Even former ex-CIA officers don't understand ICS cyber security

May 23, 2013
Mark Sparkman is a former senior officer with the CIA's National Clandestine Service, and is now a senior international affairs analyst with the RAND Corporation. He wrote this article: The Real Cyber Threat, for CNN http://www.rand.org/commentary/2013/05/21/CNN.html.

Mark Sparkman is a former senior officer with the CIA's National Clandestine Service, and is now a senior international affairs analyst with the RAND Corporation. He wrote this article: The Real Cyber Threat, for CNN http://www.rand.org/commentary/2013/05/21/CNN.html.

In the article's introduction, Sparkman states: "Plenty of people have been warning us these days to worry about cyber attacks, but generally we have been worrying about the wrong things. Most "cyber Armageddon" scenarios focus on gaps in our physical infrastructure and even far-fetched scenarios such as infant incubators in hospitals being turned off. But major swathes of the United States have routinely gone without electricity and water for days following natural disasters. Soon enough, life gradually gets back to normal. Want real chaos? Destroy confidence in the banking system (or even a part of it), and just stand back and watch...."

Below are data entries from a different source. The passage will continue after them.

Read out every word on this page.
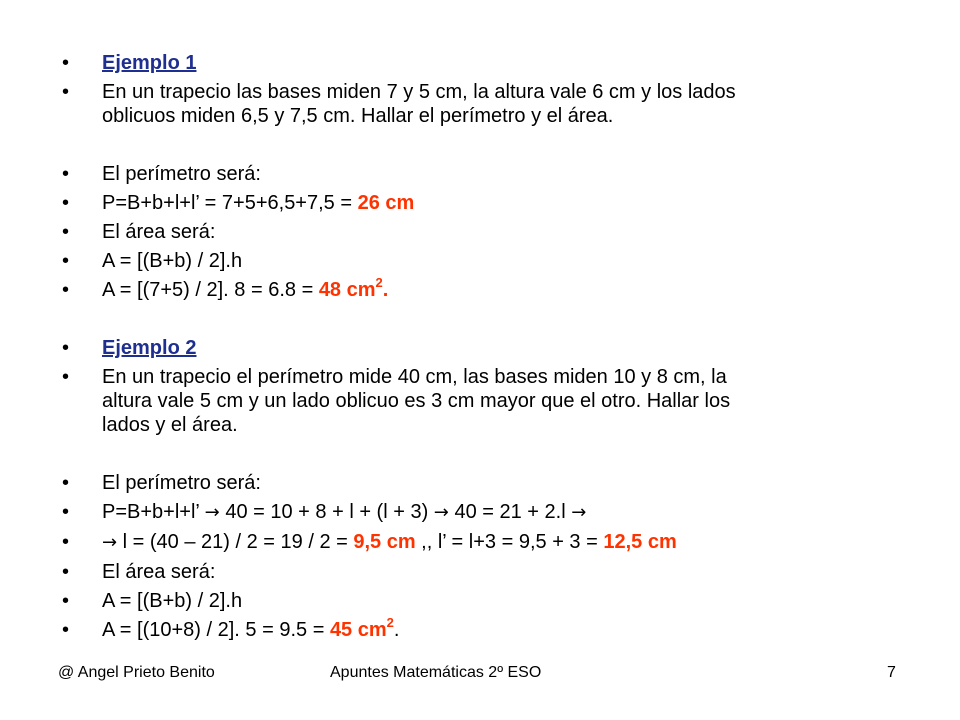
•	Ejemplo 1
•	En un trapecio las bases miden 7 y 5 cm, la altura vale 6 cm y los lados
oblicuos miden 6,5 y 7,5 cm. Hallar el perímetro y el área.
•	El perímetro será:
•	P=B+b+l+l’ = 7+5+6,5+7,5 = 26 cm
•	El área será:
•	A = [(B+b) / 2].h
•	A = [(7+5) / 2]. 8 = 6.8 = 48 $cm^2$.
•	Ejemplo 2
•	En un trapecio el perímetro mide 40 cm, las bases miden 10 y 8 cm, la
altura vale 5 cm y un lado oblicuo es 3 cm mayor que el otro. Hallar los
lados y el área.
•	El perímetro será:
•	P=B+b+l+l’ → 40 = 10 + 8 + l + (l + 3) → 40 = 21 + 2.l →
•	→ l = (40 – 21) / 2 = 19 / 2 = 9,5 cm ,, l’ = l+3 = 9,5 + 3 = 12,5 cm
•	El área será:
•	A = [(B+b) / 2].h
•	A = [(10+8) / 2]. 5 = 9.5 = 45 $cm^2$.
@ Angel Prieto Benito	Apuntes Matemáticas 2º ESO	7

What Sparkman said about the electric grid and water is correct - up to a point. If cyber could only cause a several day outage, it would be expensive but not insurmountable. Back-up power supplies would be available and "life would get back to normal". However, the reason cyber is such a threat to the nation (and internationally as well) is that cyber attacks can damage or destroy critical equipment such as transformers, boilers, turbines, etc. These are custom equipment that can take 9-18 months to produce and ship. Moreover, many of these large components are not even made in the US anymore. As a result, a targeted attack against this equipment can cause EXTENDED outages of up to 9-18 MONTHS or more! The other point that Sparkman didn't address is that cyber attacks against critical infrastructures can kill people and cause massive environmental discharges that can last for months or longer.

Yes- banking is important. But so is protecting our critical infrastructures.